Mesh bounds:          (-0.04964113235, 0.04310790077, -0.06312587112, 0.01191986725, 0.06700585037, 0.1173627079)
DICOM bounds:         (0.0, 149.75, 0.0, 149.75, 0.0, 77.5)
Slice thickness [mm]: 0.25
Pixel spacing [mm]:   (0.25, 0.25)
DICOM image data:     [shape=(600, 600, 311), dtype=int16, min=-1000, max=3095]

I manage to show both things separately:

(In the image on the left, I commented the ‘outline’, ‘sagittal’, ‘coronal’ and ‘axial’ actors. In the image on the right, only the ‘mesh’ actor is commented)

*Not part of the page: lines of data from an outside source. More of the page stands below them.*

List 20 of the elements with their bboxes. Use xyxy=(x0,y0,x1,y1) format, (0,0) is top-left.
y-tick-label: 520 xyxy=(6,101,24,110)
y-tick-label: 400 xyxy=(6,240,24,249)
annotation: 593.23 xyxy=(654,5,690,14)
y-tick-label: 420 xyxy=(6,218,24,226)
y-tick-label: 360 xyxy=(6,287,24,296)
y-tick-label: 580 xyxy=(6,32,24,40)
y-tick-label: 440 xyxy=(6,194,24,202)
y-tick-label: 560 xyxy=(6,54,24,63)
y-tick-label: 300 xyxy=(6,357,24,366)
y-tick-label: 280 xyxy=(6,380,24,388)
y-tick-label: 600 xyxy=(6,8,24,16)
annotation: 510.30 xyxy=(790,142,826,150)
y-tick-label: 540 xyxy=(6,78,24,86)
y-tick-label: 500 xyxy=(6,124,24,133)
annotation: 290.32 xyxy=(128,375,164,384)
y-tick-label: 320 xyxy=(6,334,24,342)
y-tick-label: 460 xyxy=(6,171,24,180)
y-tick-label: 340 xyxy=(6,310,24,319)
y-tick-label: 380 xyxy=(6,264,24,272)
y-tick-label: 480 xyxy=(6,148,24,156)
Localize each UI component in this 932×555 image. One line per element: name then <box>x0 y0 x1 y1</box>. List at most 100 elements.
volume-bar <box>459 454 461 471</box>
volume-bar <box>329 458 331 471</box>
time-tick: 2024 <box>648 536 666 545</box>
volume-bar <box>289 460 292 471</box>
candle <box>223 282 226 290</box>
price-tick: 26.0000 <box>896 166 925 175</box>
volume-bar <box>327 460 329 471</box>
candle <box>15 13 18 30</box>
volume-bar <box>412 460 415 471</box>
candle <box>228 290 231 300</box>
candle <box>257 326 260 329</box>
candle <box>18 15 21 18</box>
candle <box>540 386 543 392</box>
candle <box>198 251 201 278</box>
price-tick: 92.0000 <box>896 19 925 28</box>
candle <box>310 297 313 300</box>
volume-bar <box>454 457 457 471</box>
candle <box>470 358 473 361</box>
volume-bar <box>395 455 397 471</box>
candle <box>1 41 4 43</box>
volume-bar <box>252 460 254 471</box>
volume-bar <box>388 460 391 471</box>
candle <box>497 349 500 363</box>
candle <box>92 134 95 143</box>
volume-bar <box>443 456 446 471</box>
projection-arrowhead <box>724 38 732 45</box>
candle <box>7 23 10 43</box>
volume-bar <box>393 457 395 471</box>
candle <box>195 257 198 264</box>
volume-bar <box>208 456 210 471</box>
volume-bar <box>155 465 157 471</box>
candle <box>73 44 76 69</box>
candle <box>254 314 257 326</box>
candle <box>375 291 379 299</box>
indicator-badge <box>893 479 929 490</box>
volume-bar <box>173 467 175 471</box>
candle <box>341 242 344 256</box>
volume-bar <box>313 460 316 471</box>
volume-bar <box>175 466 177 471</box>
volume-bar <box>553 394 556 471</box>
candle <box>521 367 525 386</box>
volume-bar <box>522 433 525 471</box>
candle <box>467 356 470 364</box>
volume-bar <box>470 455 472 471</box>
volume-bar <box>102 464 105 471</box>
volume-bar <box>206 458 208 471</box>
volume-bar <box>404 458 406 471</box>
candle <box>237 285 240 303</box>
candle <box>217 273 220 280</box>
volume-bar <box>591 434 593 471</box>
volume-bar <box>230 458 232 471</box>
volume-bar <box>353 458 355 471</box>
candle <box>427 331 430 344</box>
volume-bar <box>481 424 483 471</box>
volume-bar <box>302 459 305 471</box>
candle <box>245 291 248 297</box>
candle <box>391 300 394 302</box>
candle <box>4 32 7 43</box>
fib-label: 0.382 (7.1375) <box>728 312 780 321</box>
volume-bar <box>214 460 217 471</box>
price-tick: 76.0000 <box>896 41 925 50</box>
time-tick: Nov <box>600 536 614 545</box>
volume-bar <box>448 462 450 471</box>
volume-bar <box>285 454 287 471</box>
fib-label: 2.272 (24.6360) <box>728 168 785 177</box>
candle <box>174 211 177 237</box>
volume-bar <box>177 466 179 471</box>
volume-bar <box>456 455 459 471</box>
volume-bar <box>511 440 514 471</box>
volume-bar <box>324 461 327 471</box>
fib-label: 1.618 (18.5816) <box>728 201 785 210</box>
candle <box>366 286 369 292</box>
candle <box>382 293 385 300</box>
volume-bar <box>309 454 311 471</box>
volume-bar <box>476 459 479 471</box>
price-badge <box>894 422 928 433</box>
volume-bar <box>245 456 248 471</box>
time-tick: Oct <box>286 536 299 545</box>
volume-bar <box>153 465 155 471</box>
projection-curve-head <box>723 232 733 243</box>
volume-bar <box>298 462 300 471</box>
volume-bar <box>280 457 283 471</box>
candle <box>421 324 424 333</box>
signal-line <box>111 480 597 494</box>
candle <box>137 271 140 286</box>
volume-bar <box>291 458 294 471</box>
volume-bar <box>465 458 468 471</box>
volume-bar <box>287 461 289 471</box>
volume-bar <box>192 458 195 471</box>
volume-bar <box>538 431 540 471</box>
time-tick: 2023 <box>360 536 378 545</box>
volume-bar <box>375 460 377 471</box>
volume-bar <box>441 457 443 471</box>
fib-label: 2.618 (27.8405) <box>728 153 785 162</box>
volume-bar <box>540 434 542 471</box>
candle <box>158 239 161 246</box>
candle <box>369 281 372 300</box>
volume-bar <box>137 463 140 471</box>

The problem comes when I try to show everything at once, since only the DICOM slices can be seen. I understand it has to do with the scale of each thing: DICOM slices are in pixels and the associated VTU is in m. It seems reasonable then, to use the pixel spacing and the slice thickness to rescale the DICOM images to the size of the VTU scale. However, it is not possible since the SetDisplayExtent() method requires data of type integer, not float.

Another way I can think of, given the values of the ‘DICOM bounds’ output, is to rescale “something” (I’m not quite sure what) so that those limits are (almost) the same as the ‘Mesh bounds’. Does anyone know how this can be done? Should I approach it differently? I don’t want to rescale the VTU itself, as it will have realistic measurements in its final version.

Thanks in advance.

P.D.: I am using Python v3.8 and vtk==9.3.0

It should not be necessary to rescale the images. VTK knows the pixel spacing, and the vtkImageActor will automatically scale the image when it renders it on the screen. You can this to your code to check that the DICOM reader has the correct spacing:

dicom_reader.Update()
print("Spacing", dicom_reader.GetOutput().GetSpacing())
print("Origin", dicom_reader.GetOutput().GetOrigin())

If you take a closer look at the bounds, you will see that it is the VTU, not the DICOM, that has the wrong size:

Mesh bounds: (-0.04964113235, 0.04310790077, -0.06312587112, 0.01191986725, 0.06700585037, 0.1173627079)
DICOM bounds:         (0.0, 149.75, 0.0, 149.75, 0.0, 77.5)

According to these bounds, the size across the DICOM is 150 mm, and that makes sense. But according to the Mesh bounds, the size across the mesh is only around 0.1 mm.


EDIT: Ah, you already mentioned that the VTU units are metres. So yes, you will have to rescale something, but honestly I think the best approach would be to use vtkTransformFilter and a vtkTransform to scale the VTU by a factor of 1000.